How do they farm scents?
Published 11:01 pm Tuesday, October 26, 2010
Deer, oh dear, I have a deer problem. For years, we existed in harmony with deer that live in the woods near our house. Then they discovered the front flowerbed we added and the buffet opened for business.
This year word went out to a larger deer clientele and friends came with friends to munch on potato vines, beach sunflowers and impatiens. Each morning a survey shows more plants nibbled to the ground.
I decided to act; but how and what gets rid of deer? Several folks suggested wolf urine (I heard that it keeps wayward dogs out, too). Therefore, I set out in search of a bottle.
I looked at Wal-Mart, but, with the exception of raccoon urine, all of their scents were deer related.
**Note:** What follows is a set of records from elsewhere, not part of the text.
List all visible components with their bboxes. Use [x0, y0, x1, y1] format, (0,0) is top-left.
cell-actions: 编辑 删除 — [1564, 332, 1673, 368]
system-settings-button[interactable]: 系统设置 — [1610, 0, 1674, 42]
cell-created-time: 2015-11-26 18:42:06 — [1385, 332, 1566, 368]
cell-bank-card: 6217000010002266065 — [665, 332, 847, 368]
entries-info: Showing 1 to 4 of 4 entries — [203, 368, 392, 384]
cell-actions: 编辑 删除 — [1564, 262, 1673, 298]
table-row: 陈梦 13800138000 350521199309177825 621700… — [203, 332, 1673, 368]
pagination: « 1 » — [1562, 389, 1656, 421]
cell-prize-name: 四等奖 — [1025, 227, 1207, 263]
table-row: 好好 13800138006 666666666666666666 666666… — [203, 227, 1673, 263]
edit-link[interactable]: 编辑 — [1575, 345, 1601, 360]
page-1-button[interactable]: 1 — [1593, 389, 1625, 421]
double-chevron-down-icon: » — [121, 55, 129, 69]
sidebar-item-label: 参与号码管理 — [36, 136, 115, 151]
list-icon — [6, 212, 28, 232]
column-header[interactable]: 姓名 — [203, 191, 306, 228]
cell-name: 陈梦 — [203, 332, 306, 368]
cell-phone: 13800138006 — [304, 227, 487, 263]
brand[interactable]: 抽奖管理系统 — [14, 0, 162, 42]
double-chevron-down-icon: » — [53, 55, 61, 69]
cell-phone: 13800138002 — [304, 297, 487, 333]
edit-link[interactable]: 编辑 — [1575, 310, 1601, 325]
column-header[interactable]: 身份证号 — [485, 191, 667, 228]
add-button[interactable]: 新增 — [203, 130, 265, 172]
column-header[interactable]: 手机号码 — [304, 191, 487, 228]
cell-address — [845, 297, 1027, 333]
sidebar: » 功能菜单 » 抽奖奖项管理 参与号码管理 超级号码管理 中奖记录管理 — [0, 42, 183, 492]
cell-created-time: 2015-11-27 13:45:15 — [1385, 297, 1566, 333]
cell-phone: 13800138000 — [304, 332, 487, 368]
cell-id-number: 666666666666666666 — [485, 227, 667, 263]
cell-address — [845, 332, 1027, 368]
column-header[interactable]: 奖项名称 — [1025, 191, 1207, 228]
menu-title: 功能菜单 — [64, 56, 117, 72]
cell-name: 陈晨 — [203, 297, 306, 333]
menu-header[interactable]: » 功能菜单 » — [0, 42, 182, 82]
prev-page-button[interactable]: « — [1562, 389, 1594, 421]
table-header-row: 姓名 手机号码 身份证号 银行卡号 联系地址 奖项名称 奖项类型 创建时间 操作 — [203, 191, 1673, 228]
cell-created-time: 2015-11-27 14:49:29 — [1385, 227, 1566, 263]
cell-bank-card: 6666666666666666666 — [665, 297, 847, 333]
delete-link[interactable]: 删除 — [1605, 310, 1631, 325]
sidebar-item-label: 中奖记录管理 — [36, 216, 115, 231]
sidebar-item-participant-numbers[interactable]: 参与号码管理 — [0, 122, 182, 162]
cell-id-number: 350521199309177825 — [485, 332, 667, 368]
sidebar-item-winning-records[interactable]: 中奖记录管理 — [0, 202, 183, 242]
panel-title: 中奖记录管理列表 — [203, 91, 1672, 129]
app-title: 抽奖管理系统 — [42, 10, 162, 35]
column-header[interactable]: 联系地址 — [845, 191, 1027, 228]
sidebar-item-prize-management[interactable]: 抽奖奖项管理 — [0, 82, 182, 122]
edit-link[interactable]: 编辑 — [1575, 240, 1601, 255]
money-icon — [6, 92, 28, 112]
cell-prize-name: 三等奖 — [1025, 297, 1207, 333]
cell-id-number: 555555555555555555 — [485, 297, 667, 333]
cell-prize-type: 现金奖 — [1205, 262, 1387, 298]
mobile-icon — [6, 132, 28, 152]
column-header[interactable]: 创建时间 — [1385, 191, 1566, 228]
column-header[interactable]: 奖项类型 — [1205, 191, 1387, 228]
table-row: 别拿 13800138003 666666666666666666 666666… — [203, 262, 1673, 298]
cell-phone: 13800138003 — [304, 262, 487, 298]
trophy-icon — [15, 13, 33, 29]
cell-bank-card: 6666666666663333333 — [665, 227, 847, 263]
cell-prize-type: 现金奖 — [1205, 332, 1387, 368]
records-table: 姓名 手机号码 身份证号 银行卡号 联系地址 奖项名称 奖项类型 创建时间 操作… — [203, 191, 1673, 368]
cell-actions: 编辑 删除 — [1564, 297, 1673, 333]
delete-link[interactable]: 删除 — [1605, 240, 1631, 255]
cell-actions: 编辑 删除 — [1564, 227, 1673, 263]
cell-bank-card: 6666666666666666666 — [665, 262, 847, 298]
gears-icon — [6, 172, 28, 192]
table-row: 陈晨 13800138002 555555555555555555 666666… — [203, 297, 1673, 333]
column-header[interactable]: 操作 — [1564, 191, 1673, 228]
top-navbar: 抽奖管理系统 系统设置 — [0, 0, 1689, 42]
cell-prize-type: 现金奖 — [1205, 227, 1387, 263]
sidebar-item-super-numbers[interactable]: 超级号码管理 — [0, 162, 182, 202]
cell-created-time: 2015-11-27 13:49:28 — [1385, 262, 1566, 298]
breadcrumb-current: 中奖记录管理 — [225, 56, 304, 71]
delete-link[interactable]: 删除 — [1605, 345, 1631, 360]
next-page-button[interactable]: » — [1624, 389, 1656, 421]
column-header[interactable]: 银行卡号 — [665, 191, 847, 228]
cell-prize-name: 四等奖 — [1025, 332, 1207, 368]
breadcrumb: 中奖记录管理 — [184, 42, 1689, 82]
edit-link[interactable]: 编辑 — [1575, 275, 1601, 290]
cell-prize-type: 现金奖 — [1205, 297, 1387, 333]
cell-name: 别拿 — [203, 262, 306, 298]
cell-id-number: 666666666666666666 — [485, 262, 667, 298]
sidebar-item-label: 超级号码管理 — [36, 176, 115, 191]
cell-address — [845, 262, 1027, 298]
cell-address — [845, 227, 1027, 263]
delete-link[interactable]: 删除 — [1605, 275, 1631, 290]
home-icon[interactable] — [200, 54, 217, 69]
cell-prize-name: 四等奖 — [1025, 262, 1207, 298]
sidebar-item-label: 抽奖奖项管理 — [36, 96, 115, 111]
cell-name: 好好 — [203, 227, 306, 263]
Since my goal is not to attract deer, I continued the search.
I mentioned finding raccoon urine, but no wolf to my husband who asked me an interesting question.
“How do they get the raccoon urine?”
Oh, you should not ask me such a question because my mind goes spinning off on a twisting road.
“I hadn’t thought of that,” I said. “How do they get animal urine?”
To which he replied.
“Do they put the raccoons in a room and give them little cups and tell them to fill them?” he said.
I laughed. “Is there a place with a whole bunch of different animals being plied with water so they pee like crazy?”
Then I took another twisting path.
“And who collects the urine?” I said. “I can hear it now.
“What do you do for a living? ‘Oh, I collect wolf pee down at the urine factory. Great job.’”
Now you are probably thinking what I thought — it isn’t real urine but chemicals designed to imitate the particular fragrance of animal elimination. Nope, turns out it’s the real stuff. In fact, there is a whole animal urine/scent industry with products ranging from coyote to wolf to deer to mountain lion specimens.
Oh, and one of my personal favorites.
“SkunkUm — For Loitering People and Dogs! The all natural way to stop unwanted loitering.” This could do away with the need for curfews to keep those pesky teenagers from loitering on the square. In addition, there are things to know about the quality of urine and the best way to preserve and store it. For example, beware of urines that are low-odor or “flat.” Nothing worse than flat urine.
Did you know, “If your urine lure or scent has developed an undesirable amount of ammonia odor, you should take the lid off and “bleed off” the ammonia for a few hours.”
“Hi honey. What ya’ doin‘? Oh, I’m just bleedin’ off my mountain lion pee. Be done in a couple of hours.”
Alternatively, how about, “The best place to store your urine lures is in your refrigerator in a zip lock bag.” Ok, I draw the line at a baggy full of any kind of urine kept in my refrigerator.
Anyway, this research has me looking at my deer visitation in a different light —here we go down that twisting road of thinking I mentioned earlier. There is a big market for deer scents, including deer urine.
So I should embrace the deer, invite in a few raccoons, see them for their potential on the animal scent market.
Now if I can figure out how to get them to pee in a cup and whether Miller Lite, Budweiser or sparkling water works best for optimal urine production.